Oltre cent’anni dopo le tematiche son sempre le stesse e ancora molti sono i problemi da risolvere. La crisi economica ha permesso ai governi di tagliare e ristrutturare in nome del risanamento del bilancio, incidendo indiscriminatamente sulla condizione di uomini e donne e facendo sentire, a queste ultime, pesanti effetti nella vita quotidiana. Il mancato rinnovo dei sempre più numerosi contratti precari alle potenziali madri, i tagli all’istruzione che obbligano le donne a sopperire alla mancanza di asili con la propria rinuncia ad entrare nel mondo del lavoro, sono solo alcuni esempi di questi effetti. Se generalmente i problemi delle donne vengono esclusivamente collegati alla loro condizione di madri, vedendo l’educazione dei figli come compito esclusivamente femminile, così non è: cassaintegrazione, precariato e sfruttamento segnano, ugualmente, la vita di tante donne.

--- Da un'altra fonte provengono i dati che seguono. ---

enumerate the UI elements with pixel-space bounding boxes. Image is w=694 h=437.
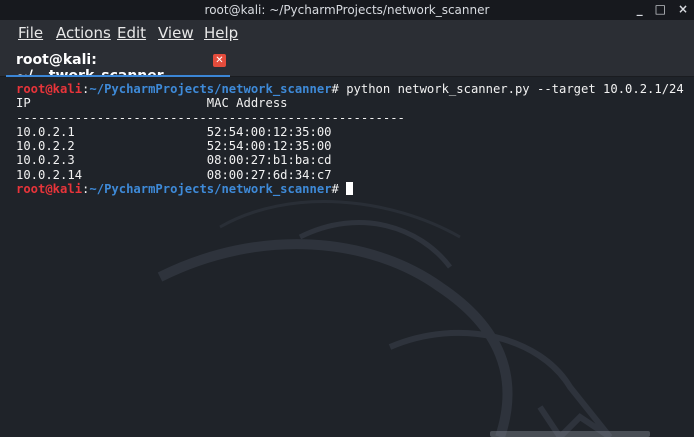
row-mac: 08:00:27:b1:ba:cd <box>206 153 332 168</box>
window-controls: _ □ × <box>637 2 688 16</box>
menu-help[interactable]: Help <box>204 24 238 42</box>
text-cursor <box>346 182 354 196</box>
prompt-user-host: root@kali <box>16 82 83 96</box>
window-title: root@kali: ~/PycharmProjects/network_sca… <box>204 3 490 17</box>
menu-actions-label: Actions <box>56 24 111 42</box>
header-ip: IP <box>16 96 31 111</box>
header-mac: MAC Address <box>206 96 288 111</box>
title-bar[interactable]: root@kali: ~/PycharmProjects/network_sca… <box>0 0 694 20</box>
minimize-icon[interactable]: _ <box>637 2 643 16</box>
menu-bar: File Actions Edit View Help <box>0 20 694 46</box>
row-mac: 08:00:27:6d:34:c7 <box>206 167 332 182</box>
command-text: python network_scanner.py --target 10.0.… <box>338 82 684 96</box>
menu-view-label: View <box>158 24 194 42</box>
menu-edit[interactable]: Edit <box>117 24 146 42</box>
row-ip: 10.0.2.1 <box>16 124 75 139</box>
prompt-path: ~/PycharmProjects/network_scanner <box>89 182 332 197</box>
prompt-line-2: root@kali:~/PycharmProjects/network_scan… <box>16 182 354 197</box>
row-ip: 10.0.2.14 <box>16 167 83 182</box>
maximize-icon[interactable]: □ <box>655 2 666 16</box>
prompt-line-1: root@kali:~/PycharmProjects/network_scan… <box>16 82 684 96</box>
tab-bar: root@kali: ~/...twork_scanner ✕ <box>0 46 694 84</box>
separator-line: ----------------------------------------… <box>16 110 405 125</box>
row-mac: 52:54:00:12:35:00 <box>206 139 332 154</box>
prompt-hash: # <box>331 182 339 197</box>
bottom-scroll-indicator <box>490 431 650 437</box>
row-mac: 52:54:00:12:35:00 <box>206 124 332 139</box>
row-ip: 10.0.2.3 <box>16 153 75 168</box>
terminal-window: root@kali: ~/PycharmProjects/network_sca… <box>0 0 694 437</box>
prompt-path: ~/PycharmProjects/network_scanner <box>89 82 332 96</box>
prompt-user-host: root@kali <box>16 182 83 197</box>
row-ip: 10.0.2.2 <box>16 139 75 154</box>
menu-view[interactable]: View <box>158 24 194 42</box>
kali-dragon-watermark-icon <box>157 200 613 437</box>
menu-file-label: File <box>18 24 44 42</box>
close-icon[interactable]: × <box>678 2 688 16</box>
terminal-output[interactable]: root@kali:~/PycharmProjects/network_scan… <box>0 77 694 437</box>
menu-help-label: Help <box>204 24 239 42</box>
menu-edit-label: Edit <box>117 24 147 42</box>
terminal-lines: root@kali:~/PycharmProjects/network_scan… <box>16 82 684 196</box>
prompt-hash: # <box>331 82 339 96</box>
menu-actions[interactable]: Actions <box>56 24 111 42</box>
menu-file[interactable]: File <box>18 24 43 42</box>
close-icon[interactable]: ✕ <box>213 54 226 67</box>
tab-terminal[interactable]: root@kali: ~/...twork_scanner ✕ <box>6 46 230 84</box>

L’istruzione, che nel passato è stata mezzo di emancipazione sociale e personale, inoltre, non svolge più questa funzione. La dequalificazione del sapere e i continui tagli hanno portato l’individuo a dover utilizzare altri mezzi per migliorare la propria condizione sociale . La realizzazione personale passa, così, tramite la svendita del corpo e della dignità in festini e talk-show. Né ci interessano scandali e gossip, né siamo puritani o moralisti. Vediamo semplicemente nelle notti di Arcore lo specchio di una società dove la donna è considerata prima oggetto sessuale e poi, in un secondo momento, individuo. Non è, però, un problema di questo o quest’altro governo: il sessismo è insito nella stessa società capitalista e, per questo, può essere estirpato solamente tramite il cambiamento radicale dell’attuale sistema economico e sociale.
Le donne non devono, però, essere trattate come deboli vittime da difendere, ma come compagne di una lotta ben più ampia: nelle occupazioni e nei picchetti di fabbriche in crisi, nelle piazze degli studenti e nelle tante lotte sparse per il territorio la partecipazione femminile è, infatti, grande. Per questo uomini e donne devono riappropriarsi dell’8 marzo, festività consumistica e squallida, per farla tornare giornata di lotta per un vero cambiamento e per una vera emancipazione sociale e umana che vada al di là delle differenze sessuali.